Healthcare costs may be more relevant than healthcare coverage in relation to good general, physical, and mental health despite participants having healthcare coverage because many middle-aged females may still have difficulty affording healthcare treatment, medications, and health maintenance. Indeed, the results of this study indicate that income was related consistently to general and physical health status outcomes in this target population, which is similar to findings from previous research in other populations [2,4,6,7]. Issues related to finances and health can be further exacerbated when patients have multiple health conditions and when primary care and mental health practitioners have restrictions on new patients and insurances accepted [14,15]. Further barriers for healthcare for middle age low income persons include lack of discounted services, transportation, and childcare .
Although the BRFSS data provided multiple samples to assess patterns of relations among variables of interest, this was a cross-sectional analysis that did not address any changes in health status, healthcare coverage, or healthcare cost over time.
In addition, no detailed information was available for healthcare coverage and healthcare cost, including type of insurance or out of pocket expenses; or for multiple health conditions, including type, severity, duration, management, and costs related to each. Future research studies should determine patterns for healthcare needs and costs for middle-age females. Specific patterns for routine, chronic, or emergency situations could help educate and encourage patient groups to plan and manage their healthcare costs accordingly. Likewise, such information could inform practitioners and policy makers about the services and resources needed for middle-age women.

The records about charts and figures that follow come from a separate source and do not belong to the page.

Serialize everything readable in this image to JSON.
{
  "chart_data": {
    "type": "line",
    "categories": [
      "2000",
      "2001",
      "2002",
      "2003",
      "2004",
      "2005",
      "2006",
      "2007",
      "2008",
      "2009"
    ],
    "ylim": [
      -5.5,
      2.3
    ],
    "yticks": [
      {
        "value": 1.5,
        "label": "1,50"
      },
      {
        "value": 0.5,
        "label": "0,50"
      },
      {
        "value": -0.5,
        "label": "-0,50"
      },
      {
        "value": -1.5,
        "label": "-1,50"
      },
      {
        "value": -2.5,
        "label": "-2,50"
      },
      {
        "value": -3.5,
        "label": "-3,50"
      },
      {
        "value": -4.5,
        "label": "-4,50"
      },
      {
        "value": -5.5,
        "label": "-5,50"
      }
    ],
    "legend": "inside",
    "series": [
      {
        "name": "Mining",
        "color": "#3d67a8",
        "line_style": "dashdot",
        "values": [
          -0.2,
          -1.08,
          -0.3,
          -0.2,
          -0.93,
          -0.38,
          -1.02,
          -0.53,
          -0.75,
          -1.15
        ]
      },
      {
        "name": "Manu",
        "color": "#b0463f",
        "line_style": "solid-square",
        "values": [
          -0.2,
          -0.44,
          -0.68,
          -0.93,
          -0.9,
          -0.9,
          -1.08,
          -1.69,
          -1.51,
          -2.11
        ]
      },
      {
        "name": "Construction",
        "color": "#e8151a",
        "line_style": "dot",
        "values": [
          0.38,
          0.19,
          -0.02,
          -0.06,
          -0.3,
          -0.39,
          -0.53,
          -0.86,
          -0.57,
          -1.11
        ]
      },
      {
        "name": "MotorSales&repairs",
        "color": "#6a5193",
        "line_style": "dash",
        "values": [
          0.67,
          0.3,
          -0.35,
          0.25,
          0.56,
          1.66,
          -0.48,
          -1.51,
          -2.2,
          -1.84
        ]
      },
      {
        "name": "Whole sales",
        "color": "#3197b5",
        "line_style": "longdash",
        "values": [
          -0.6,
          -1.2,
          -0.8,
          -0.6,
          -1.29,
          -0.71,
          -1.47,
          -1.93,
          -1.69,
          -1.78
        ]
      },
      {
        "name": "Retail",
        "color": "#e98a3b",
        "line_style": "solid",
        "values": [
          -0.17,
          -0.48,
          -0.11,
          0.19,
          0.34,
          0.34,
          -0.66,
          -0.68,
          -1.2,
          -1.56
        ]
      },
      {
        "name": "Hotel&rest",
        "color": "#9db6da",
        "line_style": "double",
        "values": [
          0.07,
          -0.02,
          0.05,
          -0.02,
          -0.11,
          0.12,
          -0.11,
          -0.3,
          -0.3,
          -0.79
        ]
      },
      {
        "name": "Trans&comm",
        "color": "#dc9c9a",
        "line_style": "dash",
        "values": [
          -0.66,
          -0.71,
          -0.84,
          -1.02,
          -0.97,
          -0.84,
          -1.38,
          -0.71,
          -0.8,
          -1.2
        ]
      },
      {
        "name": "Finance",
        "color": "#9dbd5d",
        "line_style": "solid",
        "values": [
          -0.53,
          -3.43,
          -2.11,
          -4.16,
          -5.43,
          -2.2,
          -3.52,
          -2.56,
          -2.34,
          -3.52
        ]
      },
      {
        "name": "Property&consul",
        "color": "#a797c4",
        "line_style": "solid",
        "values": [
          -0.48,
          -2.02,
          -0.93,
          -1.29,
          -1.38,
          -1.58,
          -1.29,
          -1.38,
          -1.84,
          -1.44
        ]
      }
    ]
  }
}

The results of this population-based study may generalize to middle-aged females in primary care settings. In primary practice, about three-fourths of middle-aged females ages 35 to 54 may report good general health status, and about half may report having good physical and mental health status. The results of this study indicate that healthcare cost, not healthcare coverage, is related to good general, physical, and mental health status outcomes in middle-age women. In addition, about half of middle age females may have two or more health conditions and multiple health conditions are related to health status. As such, practitioners should screen all middle-age female patients for current general, physical, and mental health status each time they present, as well as for multiple health conditions and their management of them. Practitioners should take under consideration whether costs for care, medications, and management within treatment plans are affordable for middleage female patients, and clinics should provide information on available resources for medical care and management, especially in low-income areas. Furthermore, future studies should determine specific health issues and associated costs prevalent in middle-aged females to help individuals better plan and manage their healthcare costs accordingly, and to inform practitioners and policy makers about the services and resources needed for this target population.